1. What is disk usage and why is it important to monitor?

Disk usage refers to the amount of storage space being used on a computer's hard drive. It is important to monitor because a high disk usage can slow down the computer's performance, potentially leading to crashes or data loss.

2. How can I find free software to log disk usage and monitor processes?

There are many websites and online directories that offer free software for disk usage and process monitoring. Some popular options include SourceForge, Softpedia, and CNET. You can also search for specific software on search engines like Google or Bing.

3. What features should I look for in disk usage and process monitoring software?

Some important features to look for include real-time monitoring, customizable alerts, and the ability to view historical data. It is also helpful to have a user-friendly interface and the option to export data for further analysis.

4. Can I use free software to log disk usage and monitor processes on multiple devices?

This depends on the specific software you choose.

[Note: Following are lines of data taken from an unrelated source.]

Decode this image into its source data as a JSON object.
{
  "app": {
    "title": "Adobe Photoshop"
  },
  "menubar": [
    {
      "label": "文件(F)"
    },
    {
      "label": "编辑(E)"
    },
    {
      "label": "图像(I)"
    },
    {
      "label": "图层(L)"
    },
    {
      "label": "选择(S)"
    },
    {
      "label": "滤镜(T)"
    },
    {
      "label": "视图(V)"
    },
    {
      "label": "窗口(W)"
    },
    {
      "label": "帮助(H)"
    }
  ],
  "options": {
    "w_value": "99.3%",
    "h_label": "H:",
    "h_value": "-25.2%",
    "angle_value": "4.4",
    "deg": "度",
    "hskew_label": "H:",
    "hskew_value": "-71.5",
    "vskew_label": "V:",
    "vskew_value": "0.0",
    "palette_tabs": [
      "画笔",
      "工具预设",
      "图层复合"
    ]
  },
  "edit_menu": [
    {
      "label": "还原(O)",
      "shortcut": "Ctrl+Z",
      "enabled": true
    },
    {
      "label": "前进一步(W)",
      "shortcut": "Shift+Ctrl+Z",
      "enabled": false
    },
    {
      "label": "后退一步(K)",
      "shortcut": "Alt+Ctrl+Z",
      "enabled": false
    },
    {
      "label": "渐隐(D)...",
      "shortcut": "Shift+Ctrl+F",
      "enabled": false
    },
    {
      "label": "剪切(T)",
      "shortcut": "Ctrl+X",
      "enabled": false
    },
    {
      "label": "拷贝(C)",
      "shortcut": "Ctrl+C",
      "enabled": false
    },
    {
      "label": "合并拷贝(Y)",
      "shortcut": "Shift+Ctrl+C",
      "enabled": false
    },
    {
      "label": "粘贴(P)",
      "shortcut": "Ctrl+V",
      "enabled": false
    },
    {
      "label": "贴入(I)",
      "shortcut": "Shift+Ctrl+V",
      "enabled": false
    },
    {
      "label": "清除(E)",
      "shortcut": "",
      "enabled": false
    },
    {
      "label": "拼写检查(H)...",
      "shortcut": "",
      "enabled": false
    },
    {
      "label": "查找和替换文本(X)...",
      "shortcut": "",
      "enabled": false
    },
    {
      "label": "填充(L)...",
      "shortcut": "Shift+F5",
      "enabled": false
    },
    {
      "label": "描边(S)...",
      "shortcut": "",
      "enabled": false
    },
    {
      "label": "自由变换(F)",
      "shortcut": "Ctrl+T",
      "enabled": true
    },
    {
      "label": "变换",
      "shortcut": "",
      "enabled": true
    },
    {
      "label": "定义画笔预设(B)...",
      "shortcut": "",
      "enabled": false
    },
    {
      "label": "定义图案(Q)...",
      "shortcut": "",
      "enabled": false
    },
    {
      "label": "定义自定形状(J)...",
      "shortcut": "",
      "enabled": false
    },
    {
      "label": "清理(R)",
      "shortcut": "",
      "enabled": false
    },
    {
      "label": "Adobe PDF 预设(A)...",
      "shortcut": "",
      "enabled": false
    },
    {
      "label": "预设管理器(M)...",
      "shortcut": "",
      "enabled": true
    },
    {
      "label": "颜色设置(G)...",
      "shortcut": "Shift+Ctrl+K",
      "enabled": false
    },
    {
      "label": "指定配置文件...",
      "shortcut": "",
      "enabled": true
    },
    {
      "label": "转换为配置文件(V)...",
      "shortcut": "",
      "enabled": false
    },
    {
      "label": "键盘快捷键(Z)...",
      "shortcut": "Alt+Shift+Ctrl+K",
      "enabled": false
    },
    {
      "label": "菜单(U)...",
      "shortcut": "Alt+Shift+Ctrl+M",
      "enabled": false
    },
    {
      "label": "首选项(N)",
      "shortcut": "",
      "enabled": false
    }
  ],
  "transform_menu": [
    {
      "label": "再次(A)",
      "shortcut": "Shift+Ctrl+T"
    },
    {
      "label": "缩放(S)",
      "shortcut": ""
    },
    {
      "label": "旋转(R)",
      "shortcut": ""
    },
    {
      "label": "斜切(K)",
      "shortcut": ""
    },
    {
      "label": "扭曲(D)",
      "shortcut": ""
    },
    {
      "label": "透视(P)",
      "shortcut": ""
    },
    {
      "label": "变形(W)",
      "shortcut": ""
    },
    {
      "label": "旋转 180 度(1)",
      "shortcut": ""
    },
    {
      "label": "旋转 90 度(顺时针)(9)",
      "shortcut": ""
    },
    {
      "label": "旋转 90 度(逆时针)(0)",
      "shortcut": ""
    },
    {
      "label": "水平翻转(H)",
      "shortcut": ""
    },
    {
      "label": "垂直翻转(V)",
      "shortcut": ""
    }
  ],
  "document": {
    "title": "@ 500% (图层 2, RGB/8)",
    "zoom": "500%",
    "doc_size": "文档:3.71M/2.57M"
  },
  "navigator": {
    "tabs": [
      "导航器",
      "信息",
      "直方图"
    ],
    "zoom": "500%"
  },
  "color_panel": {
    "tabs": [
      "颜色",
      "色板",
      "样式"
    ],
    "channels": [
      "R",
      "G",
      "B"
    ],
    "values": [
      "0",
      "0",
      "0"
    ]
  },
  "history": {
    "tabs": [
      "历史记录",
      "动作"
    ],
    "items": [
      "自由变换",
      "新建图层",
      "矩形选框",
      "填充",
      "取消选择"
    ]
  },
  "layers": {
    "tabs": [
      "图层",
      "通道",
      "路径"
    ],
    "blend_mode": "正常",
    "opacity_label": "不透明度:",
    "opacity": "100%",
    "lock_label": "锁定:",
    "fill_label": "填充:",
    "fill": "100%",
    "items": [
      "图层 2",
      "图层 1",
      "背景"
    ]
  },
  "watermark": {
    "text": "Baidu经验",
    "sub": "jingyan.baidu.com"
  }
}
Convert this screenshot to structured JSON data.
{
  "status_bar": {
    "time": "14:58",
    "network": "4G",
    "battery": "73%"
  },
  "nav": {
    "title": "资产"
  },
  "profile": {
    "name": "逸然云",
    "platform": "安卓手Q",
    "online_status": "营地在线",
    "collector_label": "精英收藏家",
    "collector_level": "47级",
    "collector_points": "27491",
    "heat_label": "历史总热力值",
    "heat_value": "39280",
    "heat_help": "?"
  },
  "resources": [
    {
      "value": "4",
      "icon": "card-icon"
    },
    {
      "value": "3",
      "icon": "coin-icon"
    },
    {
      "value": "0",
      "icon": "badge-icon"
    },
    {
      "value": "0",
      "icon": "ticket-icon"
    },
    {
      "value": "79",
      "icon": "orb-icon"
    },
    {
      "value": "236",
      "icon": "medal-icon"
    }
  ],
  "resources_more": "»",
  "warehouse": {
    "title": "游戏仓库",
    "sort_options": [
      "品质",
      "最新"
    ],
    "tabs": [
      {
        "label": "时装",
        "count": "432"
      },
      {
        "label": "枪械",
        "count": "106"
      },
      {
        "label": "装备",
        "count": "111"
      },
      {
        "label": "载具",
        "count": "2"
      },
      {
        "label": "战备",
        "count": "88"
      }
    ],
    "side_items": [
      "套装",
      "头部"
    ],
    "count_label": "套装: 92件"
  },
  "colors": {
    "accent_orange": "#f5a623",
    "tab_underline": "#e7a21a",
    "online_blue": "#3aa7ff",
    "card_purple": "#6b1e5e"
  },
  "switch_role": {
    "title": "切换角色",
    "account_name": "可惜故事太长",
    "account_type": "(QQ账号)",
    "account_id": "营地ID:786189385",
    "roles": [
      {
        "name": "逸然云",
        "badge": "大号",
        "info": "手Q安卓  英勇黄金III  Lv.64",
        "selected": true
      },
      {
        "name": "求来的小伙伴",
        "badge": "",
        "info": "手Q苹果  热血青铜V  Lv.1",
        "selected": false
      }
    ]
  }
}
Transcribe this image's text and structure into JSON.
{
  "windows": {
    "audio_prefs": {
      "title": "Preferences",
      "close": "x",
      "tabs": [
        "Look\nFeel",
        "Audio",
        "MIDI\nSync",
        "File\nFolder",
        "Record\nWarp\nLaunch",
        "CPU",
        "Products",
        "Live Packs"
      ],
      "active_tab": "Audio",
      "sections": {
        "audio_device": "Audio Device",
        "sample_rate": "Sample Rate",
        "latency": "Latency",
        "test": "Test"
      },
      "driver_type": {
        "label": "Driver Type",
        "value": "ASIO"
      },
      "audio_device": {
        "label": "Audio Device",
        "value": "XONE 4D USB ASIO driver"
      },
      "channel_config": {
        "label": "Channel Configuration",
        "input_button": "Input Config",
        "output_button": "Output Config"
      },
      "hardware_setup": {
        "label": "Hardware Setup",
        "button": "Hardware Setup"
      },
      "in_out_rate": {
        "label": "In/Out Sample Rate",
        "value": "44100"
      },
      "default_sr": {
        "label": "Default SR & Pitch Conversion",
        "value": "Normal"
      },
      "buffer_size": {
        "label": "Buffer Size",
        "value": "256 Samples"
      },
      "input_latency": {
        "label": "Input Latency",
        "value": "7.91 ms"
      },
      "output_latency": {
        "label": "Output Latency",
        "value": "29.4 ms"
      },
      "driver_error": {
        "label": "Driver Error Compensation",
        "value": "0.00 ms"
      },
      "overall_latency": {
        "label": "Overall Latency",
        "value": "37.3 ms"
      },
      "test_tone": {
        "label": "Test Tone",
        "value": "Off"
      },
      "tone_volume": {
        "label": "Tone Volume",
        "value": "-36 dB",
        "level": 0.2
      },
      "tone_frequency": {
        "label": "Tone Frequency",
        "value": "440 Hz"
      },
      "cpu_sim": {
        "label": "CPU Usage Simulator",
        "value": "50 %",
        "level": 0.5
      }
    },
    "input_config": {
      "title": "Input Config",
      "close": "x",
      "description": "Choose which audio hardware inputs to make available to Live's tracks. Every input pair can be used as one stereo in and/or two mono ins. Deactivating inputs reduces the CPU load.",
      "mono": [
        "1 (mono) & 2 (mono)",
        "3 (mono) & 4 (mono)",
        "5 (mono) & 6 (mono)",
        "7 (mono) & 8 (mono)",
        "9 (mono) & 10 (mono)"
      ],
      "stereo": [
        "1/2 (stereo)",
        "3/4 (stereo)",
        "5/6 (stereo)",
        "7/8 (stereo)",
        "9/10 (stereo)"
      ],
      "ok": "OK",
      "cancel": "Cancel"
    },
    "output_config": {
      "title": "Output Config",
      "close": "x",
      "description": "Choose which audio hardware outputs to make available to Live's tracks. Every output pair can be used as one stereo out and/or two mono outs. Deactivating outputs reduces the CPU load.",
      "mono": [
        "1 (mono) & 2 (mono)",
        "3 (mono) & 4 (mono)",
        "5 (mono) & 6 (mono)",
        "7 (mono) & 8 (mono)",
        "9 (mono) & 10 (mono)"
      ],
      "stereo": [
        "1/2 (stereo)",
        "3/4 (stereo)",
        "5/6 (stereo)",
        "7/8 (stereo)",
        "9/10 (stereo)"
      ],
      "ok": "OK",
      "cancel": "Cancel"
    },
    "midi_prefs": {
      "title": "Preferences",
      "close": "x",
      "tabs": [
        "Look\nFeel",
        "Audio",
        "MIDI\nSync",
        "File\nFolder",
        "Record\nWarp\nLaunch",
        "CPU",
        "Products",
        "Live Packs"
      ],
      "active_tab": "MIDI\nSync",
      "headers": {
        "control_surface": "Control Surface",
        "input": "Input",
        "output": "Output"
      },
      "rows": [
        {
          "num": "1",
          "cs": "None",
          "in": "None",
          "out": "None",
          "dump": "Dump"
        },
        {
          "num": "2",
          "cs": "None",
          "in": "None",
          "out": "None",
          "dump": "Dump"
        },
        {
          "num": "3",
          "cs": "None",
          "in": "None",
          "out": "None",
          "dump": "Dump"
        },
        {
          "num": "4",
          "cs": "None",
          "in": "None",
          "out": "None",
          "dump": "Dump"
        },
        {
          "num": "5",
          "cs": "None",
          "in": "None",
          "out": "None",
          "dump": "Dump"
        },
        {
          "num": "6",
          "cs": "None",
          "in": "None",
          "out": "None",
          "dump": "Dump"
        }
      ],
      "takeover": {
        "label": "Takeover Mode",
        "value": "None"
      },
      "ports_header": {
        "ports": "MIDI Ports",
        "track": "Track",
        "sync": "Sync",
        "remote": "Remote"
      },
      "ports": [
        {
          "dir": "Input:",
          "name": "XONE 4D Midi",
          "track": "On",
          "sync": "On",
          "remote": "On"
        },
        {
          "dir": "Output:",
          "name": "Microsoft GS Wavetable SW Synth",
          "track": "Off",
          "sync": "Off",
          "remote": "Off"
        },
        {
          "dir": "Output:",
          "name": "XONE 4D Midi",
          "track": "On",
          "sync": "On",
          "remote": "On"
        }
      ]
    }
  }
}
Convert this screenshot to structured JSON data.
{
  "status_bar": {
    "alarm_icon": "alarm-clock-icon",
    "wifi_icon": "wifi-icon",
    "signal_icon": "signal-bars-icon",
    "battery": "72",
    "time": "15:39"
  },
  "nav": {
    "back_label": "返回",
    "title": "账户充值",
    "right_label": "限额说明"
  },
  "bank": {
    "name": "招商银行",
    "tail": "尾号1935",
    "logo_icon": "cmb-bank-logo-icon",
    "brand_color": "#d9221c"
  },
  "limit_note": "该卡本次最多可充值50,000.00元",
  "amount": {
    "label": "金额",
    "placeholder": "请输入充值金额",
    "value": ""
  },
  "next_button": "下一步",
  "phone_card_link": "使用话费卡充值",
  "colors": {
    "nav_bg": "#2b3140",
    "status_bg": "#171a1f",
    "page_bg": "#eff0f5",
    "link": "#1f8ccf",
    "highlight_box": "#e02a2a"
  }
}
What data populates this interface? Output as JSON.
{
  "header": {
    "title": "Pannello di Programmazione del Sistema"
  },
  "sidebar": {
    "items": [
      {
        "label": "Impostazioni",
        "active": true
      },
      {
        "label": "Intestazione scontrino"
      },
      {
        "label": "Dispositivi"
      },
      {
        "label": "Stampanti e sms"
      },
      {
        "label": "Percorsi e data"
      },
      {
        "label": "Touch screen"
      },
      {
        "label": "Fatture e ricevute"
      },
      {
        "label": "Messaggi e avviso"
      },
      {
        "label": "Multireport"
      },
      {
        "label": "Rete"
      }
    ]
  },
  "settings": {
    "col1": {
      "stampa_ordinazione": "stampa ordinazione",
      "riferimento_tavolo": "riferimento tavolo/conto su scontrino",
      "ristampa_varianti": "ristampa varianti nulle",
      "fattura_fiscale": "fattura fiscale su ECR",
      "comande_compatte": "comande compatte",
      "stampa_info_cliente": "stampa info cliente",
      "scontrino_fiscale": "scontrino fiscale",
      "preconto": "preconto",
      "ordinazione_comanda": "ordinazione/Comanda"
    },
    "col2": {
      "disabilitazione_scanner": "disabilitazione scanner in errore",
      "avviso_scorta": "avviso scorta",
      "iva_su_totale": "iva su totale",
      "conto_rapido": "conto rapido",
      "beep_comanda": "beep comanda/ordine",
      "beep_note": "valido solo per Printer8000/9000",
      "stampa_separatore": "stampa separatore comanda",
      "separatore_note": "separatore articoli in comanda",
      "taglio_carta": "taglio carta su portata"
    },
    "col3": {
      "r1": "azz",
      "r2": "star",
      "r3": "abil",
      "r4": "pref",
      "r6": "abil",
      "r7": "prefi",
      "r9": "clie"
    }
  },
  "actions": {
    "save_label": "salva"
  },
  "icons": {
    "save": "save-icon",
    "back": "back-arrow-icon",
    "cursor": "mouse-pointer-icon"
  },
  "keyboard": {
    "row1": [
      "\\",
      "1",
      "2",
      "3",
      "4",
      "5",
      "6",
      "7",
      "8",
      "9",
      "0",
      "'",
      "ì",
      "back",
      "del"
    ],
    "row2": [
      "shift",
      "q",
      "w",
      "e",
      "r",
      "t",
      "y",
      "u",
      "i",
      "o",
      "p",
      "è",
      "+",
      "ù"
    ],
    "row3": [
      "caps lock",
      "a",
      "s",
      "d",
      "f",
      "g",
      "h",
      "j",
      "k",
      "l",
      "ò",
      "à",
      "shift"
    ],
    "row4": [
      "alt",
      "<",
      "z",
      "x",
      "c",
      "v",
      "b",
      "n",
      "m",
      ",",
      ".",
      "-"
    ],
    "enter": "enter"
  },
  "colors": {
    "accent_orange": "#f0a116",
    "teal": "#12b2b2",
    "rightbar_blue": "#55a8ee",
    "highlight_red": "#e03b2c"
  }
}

Some free software may have limitations on the number of devices it can be used on, while others may offer unlimited use. It is important to read the software's terms and conditions before downloading.

5. Are there any risks associated with using free software for disk usage and process monitoring?

As with any software, there is always a risk of malware or viruses when downloading from unknown sources. It is important to do thorough research and only download from reputable websites to minimize these risks. Additionally, some free software may have limited features compared to paid options.